Podem ser muitas as lições, mas uma delas é bem nítida: O senso de privacidade mudou tanto que hoje não basta mais apenas classificar as coisas pra impedir que elas atinjam quem não deveria ser afetado por determinados conteúdos. Por exemplo: Antes o sujeito mostrava uma carteira de identidade, comprovando ser de maior, e entrava numa sala de cinema pra assistir coisas bizarras. Todos na sessão sabiam do que se tratava e poucos corriam o risco de se indignar com algo ali. Mas nos dias atuais, qualquer um pode simplesmente compartilhar tal sessão de cinema quase instantâneamente. Dai, quem nunca iria até aquilo lá acaba recebendo tal conteúdo e o trata como algo veiculado publicamente, sem qualquer filtro, totalmente exposto. Eis então que começa a gritaria. É por ai onde se começa a confusão entre o que deveria ser aceito ou não aceito, tolerado e não tolerado, por ai vai. Sem pensar em nenhum segundo se houve os tradicionais cuidados dos organizadores para não atingir diretamente quem não se sinta a vontade com tal exibição. O que torna os ‘compartilhadores’ os verdadeiros responsáveis pelo fuzuê todo.

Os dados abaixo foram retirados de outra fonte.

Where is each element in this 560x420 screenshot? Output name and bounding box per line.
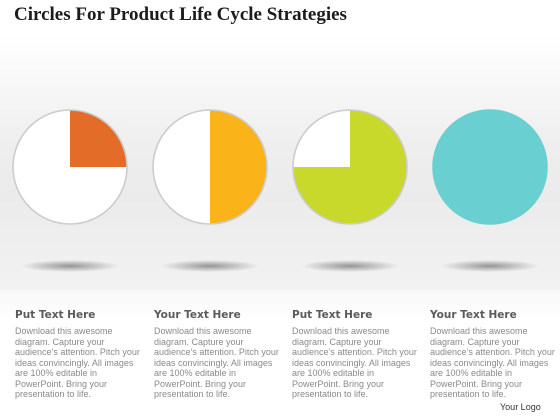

Sobre a exposição em si, o que eu acho é que ela não me atinge. Simples: Eu não achei legal não. E simplesmente não iria a uma exposição destas, nem naquele espetáculo “Macaquinhos”, ou algo do gênero. Porém, não faria nenhum boicote ao banco que a promove, ou instituições. O banco não está me obrigando a nada. Eu não tenho que ver as obras pra usar os serviços da empresa. Por mim, tanto faz. Tem pedofilia, tem zoofilia, tem agressão aos cristãos?! Não vi naquilo uma campanha por nada disso. Não sou entendedor de artes, nem crítico nem nada, mas sou esperto o suficiente pra considerar que se telas e esculturas (ou seja lá mais o que for exposto) causa algum impacto, isto leva a alguma reflexão. Posso reprovar tudo, a arte permite isto, às vezes ela provoca exatamente isto inclusive. Em muitas campanhas publicitárias este recurso até é utilizado. A polêmica é um recurso utilizado há muito tempo. E aqui, tenho recebido visitas no meu blog justamente por abordar esta polêmica. Ou seja, mesmo eu estou me beneficiando disto tudo, vejam só.

E o Kiko?!

No mais: enquanto eu tiver meu direito a ignorar o que não me convém, tá tudo certo. Aquela exposição não me afeta em nada. Não afeta a sociedade coisa nenhuma. É só uma exposição de artes, nada com o que nos preocupar. Não vão levar aquilo para dentro de igrejas, não estão estampando nada em outdoors, não será veiculado em tardes de Domingo, nos principais canais da TV aberta. Não chegamos a este ponto ainda.